First High-Throughput Evaluation of Dark Matter Detector Materials
Sin\'ead M. Griffin, Yonit Hochberg, Benjamin V. Lehmann, Rotem Ovadia, Kristin A. Persson, Bethany A. Suter, Ruo Xi Yang, Wayne Zhao

TL;DR
This study conducts the first high-throughput screening of nearly a thousand materials to identify promising candidates for low-mass dark matter detection, focusing on sensitivity, modulation, and directional detection capabilities.
Contribution
It introduces a data-driven approach to evaluate and optimize dark matter detector materials using high-throughput computational methods and properties from the Materials Project database.
Findings
Identified materials with high sensitivity to low-mass dark matter
Computed daily modulation and directional detection prospects for anisotropic materials
Provided a framework for designing next-generation dark matter detectors
Abstract
We perform the first high-throughput search and evaluation of materials that can serve as excellent low-mass dark matter detectors. Using properties of close to one thousand materials from the Materials Project database, we project the sensitivity in dark matter parameter space for experiments constructed from each material, including both absorption and scattering processes between dark matter and electrons.

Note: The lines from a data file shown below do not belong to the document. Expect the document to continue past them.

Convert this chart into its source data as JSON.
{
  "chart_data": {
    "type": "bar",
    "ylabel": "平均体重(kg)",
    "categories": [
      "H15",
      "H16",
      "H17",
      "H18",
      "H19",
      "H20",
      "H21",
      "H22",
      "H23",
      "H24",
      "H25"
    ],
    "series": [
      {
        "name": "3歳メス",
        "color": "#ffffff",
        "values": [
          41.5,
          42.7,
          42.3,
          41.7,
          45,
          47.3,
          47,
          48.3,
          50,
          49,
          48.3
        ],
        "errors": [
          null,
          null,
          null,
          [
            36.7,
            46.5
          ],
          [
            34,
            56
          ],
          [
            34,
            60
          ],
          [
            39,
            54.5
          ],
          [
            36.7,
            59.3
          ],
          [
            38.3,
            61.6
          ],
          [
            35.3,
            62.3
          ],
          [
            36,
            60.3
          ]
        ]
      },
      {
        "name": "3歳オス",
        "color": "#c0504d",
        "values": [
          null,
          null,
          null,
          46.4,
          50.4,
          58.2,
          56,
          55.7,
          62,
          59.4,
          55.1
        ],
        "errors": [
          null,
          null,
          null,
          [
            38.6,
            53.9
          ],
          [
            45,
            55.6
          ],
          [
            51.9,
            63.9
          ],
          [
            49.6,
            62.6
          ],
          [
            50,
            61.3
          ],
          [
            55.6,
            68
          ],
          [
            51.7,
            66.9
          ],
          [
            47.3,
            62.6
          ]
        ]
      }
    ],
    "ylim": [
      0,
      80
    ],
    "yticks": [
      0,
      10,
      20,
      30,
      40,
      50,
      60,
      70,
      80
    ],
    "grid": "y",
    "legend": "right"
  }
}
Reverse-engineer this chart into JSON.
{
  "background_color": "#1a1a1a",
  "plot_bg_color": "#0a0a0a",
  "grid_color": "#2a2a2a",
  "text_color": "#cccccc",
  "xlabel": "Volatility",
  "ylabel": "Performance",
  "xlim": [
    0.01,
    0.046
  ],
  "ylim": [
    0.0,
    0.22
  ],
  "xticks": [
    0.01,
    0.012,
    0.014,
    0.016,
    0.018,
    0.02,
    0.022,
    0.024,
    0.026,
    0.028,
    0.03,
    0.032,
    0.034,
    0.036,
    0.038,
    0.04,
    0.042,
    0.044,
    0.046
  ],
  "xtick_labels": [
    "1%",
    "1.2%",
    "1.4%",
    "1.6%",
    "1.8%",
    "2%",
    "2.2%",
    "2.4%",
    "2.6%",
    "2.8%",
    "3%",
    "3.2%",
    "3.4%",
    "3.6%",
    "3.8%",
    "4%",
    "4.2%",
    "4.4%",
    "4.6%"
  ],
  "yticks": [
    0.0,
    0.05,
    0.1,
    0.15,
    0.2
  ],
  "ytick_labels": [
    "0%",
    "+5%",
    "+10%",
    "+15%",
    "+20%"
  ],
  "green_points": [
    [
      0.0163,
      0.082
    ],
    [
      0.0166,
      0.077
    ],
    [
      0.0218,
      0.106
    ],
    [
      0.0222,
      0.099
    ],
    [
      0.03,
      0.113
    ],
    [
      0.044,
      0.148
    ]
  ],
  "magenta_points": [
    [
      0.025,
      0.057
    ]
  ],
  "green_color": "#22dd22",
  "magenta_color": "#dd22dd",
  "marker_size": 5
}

Using the anisotropic materials in the dataset, we further compute the level of daily modulation in interaction rates and the resulting directional sensitivities, highlighting materials with prospects to detect the dark matter wind. Our methods provide the basic tools for the data-driven design of dark matter detectors, and our findings lay the groundwork for the next generation of highly optimized direct searches for dark matter as light as the keV scale.